I’m not singling out Cambridge for condemnation here – it merely happens to be Prof Murray-Rust’s institution. Let’s look at some others, shall we? Manchester? No mention. Oxford and Sheffield? Some mention – they at least acknowledge the existence of SED. Edinburgh? Getting better – advice about the service, and a mention of why you can only print one copy. ‘Copyright restrictions’ is a pretty bare-bones explanation, but at least it’s a start.
So there is some information out there – but surely you’re not suggesting that this is providing an acceptable service to users?

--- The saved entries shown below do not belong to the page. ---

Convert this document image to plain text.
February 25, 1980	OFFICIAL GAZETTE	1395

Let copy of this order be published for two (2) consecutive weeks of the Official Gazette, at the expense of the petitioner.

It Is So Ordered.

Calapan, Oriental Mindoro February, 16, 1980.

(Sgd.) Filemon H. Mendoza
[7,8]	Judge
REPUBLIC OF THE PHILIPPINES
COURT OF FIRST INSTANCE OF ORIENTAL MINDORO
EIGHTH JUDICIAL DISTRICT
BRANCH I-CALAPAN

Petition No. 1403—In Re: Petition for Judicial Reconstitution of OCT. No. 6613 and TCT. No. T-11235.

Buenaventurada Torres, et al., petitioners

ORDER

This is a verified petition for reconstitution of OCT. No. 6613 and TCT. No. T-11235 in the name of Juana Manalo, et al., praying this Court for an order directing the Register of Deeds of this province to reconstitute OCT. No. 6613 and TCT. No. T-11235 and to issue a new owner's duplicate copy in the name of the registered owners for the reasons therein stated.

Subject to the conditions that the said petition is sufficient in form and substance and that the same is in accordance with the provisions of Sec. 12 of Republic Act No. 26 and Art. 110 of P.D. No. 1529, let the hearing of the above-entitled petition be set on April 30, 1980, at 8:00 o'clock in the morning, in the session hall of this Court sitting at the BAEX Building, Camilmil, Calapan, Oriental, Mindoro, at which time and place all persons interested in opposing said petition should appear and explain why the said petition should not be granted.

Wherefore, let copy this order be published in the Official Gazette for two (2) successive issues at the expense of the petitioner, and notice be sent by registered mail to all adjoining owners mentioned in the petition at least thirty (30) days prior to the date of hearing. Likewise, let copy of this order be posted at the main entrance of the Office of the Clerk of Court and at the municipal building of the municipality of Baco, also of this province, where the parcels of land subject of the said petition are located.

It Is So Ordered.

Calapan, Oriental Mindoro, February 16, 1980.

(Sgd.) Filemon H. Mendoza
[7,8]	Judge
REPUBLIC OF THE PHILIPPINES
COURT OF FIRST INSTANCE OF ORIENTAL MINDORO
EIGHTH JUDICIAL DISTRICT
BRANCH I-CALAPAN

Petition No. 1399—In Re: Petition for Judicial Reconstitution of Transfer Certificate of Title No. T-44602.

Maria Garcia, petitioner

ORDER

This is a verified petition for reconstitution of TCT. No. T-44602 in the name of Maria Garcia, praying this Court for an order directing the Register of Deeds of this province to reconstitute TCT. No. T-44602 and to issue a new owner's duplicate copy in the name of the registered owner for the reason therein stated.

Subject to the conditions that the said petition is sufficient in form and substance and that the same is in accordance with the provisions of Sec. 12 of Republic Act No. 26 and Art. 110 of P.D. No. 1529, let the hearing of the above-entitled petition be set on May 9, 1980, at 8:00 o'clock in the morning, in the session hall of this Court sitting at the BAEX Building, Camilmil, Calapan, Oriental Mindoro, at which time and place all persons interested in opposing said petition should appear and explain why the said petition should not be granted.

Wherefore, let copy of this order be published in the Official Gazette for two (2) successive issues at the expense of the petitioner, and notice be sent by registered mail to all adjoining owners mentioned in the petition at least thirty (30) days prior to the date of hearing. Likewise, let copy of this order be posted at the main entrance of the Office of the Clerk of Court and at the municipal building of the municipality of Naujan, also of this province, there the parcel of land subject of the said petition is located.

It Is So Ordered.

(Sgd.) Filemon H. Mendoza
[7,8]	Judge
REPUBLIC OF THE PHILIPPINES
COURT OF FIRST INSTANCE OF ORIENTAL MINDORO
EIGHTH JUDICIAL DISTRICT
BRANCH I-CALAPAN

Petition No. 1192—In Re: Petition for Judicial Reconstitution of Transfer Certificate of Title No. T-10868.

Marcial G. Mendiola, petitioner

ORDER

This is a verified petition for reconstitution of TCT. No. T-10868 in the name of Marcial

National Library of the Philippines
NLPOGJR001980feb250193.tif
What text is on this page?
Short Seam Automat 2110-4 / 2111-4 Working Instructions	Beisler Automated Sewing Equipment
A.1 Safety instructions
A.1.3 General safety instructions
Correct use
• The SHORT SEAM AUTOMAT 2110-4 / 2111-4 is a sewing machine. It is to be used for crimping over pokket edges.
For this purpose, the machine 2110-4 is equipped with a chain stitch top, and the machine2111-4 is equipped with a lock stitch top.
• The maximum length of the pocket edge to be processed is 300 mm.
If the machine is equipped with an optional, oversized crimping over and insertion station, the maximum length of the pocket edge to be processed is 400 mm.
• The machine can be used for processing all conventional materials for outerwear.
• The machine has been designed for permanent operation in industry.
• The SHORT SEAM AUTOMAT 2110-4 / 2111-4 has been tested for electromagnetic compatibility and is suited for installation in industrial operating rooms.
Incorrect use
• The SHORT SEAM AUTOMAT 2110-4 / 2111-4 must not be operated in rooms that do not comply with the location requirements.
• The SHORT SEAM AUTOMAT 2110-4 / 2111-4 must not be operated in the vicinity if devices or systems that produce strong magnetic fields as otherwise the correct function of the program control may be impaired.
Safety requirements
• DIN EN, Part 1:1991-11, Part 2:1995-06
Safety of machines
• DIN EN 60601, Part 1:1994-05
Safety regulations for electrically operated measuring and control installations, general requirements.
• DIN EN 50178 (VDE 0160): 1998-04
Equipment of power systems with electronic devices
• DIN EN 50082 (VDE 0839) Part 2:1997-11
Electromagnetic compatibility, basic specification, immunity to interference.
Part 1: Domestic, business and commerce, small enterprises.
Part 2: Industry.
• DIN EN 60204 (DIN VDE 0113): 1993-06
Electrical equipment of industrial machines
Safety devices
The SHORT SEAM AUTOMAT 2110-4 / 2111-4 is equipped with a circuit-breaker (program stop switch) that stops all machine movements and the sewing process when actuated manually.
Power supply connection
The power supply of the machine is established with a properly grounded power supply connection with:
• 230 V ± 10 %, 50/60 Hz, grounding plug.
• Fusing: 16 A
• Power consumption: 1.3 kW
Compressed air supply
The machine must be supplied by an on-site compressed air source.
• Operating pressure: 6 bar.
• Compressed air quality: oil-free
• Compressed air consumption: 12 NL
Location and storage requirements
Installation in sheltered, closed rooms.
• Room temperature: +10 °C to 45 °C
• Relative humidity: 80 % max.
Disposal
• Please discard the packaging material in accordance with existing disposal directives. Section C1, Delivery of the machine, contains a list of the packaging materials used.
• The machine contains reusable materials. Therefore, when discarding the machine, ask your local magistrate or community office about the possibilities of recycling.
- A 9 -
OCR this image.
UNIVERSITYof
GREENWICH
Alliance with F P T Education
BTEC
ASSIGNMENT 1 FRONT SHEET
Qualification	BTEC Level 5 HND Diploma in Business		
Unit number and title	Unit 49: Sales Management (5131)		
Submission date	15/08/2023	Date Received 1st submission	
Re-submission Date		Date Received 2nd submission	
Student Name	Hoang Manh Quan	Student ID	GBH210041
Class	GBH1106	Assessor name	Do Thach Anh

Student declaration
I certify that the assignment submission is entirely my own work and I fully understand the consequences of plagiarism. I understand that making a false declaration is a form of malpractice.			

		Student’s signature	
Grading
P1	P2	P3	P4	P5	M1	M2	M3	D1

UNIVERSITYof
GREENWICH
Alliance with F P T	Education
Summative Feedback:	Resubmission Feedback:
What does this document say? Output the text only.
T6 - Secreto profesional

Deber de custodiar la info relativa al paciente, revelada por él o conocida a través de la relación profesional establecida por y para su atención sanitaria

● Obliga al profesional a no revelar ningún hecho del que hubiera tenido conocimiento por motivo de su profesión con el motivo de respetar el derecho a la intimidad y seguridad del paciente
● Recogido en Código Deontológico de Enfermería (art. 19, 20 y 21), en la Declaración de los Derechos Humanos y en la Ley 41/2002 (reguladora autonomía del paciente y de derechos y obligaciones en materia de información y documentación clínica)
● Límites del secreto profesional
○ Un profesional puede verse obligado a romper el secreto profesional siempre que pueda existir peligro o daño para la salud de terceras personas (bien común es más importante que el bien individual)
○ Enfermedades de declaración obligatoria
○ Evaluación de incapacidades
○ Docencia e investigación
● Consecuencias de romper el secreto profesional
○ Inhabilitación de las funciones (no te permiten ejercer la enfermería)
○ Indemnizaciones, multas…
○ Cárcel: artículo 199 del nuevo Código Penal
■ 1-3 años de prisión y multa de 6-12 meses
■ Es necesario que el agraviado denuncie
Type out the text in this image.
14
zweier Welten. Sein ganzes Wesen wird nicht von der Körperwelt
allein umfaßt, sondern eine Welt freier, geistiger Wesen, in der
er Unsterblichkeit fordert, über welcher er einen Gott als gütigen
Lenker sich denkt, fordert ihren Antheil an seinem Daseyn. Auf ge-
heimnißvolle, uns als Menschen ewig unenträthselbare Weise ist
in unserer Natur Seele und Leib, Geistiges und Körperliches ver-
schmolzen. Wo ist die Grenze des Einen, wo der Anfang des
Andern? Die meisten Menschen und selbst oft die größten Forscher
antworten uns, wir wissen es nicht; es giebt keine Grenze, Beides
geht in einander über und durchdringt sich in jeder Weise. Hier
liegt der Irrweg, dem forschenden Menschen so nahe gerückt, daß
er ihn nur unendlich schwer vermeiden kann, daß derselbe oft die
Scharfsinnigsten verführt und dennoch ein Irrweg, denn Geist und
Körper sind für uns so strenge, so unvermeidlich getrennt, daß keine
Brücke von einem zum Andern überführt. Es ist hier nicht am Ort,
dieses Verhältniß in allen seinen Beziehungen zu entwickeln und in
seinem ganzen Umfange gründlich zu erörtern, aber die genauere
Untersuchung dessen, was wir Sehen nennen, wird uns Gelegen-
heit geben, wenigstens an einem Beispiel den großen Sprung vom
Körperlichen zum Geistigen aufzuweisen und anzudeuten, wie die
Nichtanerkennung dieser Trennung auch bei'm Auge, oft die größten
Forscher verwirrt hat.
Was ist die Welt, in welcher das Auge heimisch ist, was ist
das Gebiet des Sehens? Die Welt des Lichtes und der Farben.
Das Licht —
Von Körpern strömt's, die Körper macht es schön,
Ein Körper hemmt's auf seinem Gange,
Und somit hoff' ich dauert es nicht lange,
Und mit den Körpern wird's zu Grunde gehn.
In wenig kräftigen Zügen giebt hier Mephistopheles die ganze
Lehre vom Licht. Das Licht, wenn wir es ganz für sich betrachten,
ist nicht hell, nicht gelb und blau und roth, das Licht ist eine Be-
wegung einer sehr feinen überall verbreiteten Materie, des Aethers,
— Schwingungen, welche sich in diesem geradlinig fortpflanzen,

That to find information on a service you provide they have to find information on that service as provided by other libraries, and extrapolate from there?
(This is just a whirlwind tour of a few libraries that sprung to mind – if you know of a particularly good example of how libraries are communicating these restrictions, please let me know!)
So, on to the BL. After a bit of digging, I found the SED FAQ – it’s certainly not in a prominent or easily accessible place. And yes, it answers the technical questions. But nowhere is there a mention of the ‘why’. And without the ‘why’, it appears that we are restricting access to information for our own fun and amusement.
DRM on articles may or may not be deliberate barrier to scholarship, but not providing easy access to (in effect, withholding) all of the information users need to make the best choice about how to access those article, and how to make best use of them once they have obtained them, is. If we have to live with DRM, we have to learn how to make sure users get the most out of it – and that they understand why it is there. If we don’t, we’re failing in one of our fundamental trusts: to make the information our users need available to them – even if they don’t know they need it.